L'obbiettivo della piena occupazione e l'indipendenza della banca centrale Usa

Innocenzo Cipolletta 07/09/2020

La Fed spinge il dollaro al ribasso La Fed spinge il dollaro al ribasso La decisione della Federal Reserve (Usa) di immettere liquidità nel sistema americano, avendo come obiettivo non più un’inflazione sotto al 2% annuo ma l’andamento dell’occupazione, appare come una novità nella politica monetaria, ma in effetti risulta essere essenzialmente una manovra per incidere sul tasso di cambio del dollaro.
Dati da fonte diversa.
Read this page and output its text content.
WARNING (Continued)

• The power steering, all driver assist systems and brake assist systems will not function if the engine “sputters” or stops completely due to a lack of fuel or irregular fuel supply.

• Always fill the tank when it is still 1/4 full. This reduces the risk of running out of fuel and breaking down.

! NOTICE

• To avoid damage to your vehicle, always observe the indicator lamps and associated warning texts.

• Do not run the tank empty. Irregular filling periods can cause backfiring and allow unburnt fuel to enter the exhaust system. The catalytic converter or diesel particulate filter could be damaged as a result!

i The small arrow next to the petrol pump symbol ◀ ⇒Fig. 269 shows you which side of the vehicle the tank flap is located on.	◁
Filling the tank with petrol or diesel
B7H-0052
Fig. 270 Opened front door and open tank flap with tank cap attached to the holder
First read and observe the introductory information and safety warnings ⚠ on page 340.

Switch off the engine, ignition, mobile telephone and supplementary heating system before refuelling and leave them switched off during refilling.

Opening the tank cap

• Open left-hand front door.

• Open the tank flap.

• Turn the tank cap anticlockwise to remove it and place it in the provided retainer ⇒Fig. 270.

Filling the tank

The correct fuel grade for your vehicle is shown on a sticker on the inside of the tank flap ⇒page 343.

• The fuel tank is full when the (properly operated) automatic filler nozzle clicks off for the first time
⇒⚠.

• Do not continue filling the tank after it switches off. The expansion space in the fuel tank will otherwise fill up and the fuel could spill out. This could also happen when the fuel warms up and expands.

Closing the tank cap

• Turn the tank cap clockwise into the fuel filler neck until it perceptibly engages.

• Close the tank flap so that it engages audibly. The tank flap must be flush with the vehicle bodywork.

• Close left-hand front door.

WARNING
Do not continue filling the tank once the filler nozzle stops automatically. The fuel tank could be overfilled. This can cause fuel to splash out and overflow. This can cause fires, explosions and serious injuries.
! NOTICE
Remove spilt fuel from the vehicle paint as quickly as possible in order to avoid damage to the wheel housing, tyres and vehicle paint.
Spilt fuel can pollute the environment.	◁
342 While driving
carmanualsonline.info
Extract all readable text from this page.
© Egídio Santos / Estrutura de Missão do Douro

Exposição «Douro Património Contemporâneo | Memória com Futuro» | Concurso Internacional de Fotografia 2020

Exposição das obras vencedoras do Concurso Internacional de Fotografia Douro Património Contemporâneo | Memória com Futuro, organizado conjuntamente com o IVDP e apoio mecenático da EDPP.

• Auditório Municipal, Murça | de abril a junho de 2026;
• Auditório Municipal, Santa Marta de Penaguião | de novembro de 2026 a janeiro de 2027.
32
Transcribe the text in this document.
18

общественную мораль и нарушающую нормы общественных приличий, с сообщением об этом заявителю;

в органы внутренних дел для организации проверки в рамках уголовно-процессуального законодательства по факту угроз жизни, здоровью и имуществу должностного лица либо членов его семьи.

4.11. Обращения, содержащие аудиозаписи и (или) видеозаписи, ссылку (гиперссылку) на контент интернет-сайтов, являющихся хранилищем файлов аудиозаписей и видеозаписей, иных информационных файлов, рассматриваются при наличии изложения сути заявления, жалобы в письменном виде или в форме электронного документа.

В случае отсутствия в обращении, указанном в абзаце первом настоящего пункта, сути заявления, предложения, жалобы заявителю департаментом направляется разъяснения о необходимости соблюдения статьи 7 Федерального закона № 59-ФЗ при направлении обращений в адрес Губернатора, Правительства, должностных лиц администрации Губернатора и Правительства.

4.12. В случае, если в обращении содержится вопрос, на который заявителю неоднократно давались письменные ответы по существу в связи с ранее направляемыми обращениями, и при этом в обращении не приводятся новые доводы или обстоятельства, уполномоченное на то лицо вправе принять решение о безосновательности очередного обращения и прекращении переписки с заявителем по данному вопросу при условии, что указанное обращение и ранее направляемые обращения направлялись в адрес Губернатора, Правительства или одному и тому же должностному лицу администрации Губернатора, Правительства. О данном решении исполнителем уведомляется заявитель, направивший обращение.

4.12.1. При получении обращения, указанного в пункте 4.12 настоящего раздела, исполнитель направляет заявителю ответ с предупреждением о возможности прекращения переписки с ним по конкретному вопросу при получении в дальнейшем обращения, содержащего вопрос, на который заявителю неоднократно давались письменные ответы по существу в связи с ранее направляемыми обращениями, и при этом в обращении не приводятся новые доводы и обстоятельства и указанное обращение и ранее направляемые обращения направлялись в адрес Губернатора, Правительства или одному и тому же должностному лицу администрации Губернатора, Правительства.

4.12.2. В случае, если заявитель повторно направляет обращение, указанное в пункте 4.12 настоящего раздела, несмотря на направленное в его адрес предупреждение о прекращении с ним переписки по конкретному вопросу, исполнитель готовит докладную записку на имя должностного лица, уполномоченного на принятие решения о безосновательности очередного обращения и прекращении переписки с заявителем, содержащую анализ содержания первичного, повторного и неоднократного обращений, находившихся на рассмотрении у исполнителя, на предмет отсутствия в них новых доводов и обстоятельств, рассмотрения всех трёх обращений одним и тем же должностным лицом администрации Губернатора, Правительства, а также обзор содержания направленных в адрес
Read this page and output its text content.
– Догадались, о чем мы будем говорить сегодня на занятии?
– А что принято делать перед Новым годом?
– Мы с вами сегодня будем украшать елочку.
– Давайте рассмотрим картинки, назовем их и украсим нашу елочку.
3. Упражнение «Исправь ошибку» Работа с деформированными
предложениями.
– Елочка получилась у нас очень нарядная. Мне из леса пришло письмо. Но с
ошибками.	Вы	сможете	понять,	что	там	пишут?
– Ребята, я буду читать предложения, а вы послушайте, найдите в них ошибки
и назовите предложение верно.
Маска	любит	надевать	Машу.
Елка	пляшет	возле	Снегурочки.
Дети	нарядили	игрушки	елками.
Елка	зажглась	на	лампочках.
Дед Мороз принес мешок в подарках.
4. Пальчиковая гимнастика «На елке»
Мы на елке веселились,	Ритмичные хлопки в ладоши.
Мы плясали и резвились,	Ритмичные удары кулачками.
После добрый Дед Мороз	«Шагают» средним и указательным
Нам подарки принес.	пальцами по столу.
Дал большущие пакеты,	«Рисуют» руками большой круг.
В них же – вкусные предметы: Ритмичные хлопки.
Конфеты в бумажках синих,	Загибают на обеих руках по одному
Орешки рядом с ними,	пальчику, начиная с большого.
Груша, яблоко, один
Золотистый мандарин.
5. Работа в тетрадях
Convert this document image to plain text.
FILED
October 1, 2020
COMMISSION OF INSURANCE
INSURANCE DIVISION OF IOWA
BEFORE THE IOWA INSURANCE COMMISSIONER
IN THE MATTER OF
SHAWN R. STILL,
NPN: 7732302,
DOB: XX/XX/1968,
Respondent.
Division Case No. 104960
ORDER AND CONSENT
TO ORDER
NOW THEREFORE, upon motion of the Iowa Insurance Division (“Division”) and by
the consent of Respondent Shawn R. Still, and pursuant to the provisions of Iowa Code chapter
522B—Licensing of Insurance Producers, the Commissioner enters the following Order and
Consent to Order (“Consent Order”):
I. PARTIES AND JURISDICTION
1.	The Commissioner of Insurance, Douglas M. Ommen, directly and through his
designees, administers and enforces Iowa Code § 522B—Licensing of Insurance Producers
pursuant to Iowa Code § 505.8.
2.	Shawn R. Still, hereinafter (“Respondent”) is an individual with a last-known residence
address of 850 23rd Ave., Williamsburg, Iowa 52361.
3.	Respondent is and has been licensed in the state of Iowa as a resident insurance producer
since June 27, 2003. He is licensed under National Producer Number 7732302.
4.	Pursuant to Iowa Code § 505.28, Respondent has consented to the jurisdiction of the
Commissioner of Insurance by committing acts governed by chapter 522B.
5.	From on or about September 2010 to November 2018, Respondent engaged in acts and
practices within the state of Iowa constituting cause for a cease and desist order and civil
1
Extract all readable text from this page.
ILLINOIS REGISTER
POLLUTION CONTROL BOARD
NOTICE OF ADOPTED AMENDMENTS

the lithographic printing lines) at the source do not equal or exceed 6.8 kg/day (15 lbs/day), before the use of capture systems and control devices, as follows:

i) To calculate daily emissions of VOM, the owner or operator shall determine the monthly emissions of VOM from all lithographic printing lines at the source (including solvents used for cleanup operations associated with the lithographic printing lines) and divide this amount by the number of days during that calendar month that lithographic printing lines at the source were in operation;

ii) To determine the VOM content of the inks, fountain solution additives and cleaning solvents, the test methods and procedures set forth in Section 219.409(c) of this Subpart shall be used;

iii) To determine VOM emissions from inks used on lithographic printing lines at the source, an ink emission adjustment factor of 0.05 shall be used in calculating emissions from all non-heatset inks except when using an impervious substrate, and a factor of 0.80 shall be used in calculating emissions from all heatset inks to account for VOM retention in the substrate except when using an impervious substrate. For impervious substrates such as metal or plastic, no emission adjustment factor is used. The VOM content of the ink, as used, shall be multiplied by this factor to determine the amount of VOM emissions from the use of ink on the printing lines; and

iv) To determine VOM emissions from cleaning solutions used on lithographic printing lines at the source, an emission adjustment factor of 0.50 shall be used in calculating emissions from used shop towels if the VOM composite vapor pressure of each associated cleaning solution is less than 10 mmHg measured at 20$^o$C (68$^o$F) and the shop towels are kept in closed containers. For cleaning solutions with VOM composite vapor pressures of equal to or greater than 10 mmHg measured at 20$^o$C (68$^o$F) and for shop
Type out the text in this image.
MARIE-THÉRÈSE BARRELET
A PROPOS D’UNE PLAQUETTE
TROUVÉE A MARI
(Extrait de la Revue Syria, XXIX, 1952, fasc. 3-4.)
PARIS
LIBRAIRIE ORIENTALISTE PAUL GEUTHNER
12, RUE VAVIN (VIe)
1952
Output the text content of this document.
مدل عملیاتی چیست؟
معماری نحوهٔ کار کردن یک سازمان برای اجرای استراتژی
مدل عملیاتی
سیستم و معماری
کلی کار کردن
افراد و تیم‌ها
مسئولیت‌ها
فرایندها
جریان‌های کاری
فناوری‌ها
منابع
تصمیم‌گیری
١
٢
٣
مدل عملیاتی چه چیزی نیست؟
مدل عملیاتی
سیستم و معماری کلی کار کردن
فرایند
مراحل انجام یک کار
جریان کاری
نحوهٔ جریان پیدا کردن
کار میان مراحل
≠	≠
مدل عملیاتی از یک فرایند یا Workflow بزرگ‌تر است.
Con questa decisione finisce quella politica seguita dalla Fed e definita come di “benign neglect”, ossia una sorta di indifferenza da parte della Fed nei confronti dell’andamento del dollaro. Annunciare che la politica monetaria americana rimarrà espansiva fino alla piena occupazione, significa mettere il dollaro in competizione con l’euro, dato che la Bce invece continuerà ad avere come target un’inflazione sotto al 2%.
 
È presto per dire se e come questa politica inciderà sulla capacità di ripresa degli Usa, ma intanto il dollaro si deprezza e questo, agli occhi di Trump, è una buona notizia alla vigilia delle elezioni. Così è stato sepolto anche quel po’ che restava di indipendenza della Fed dalla politica.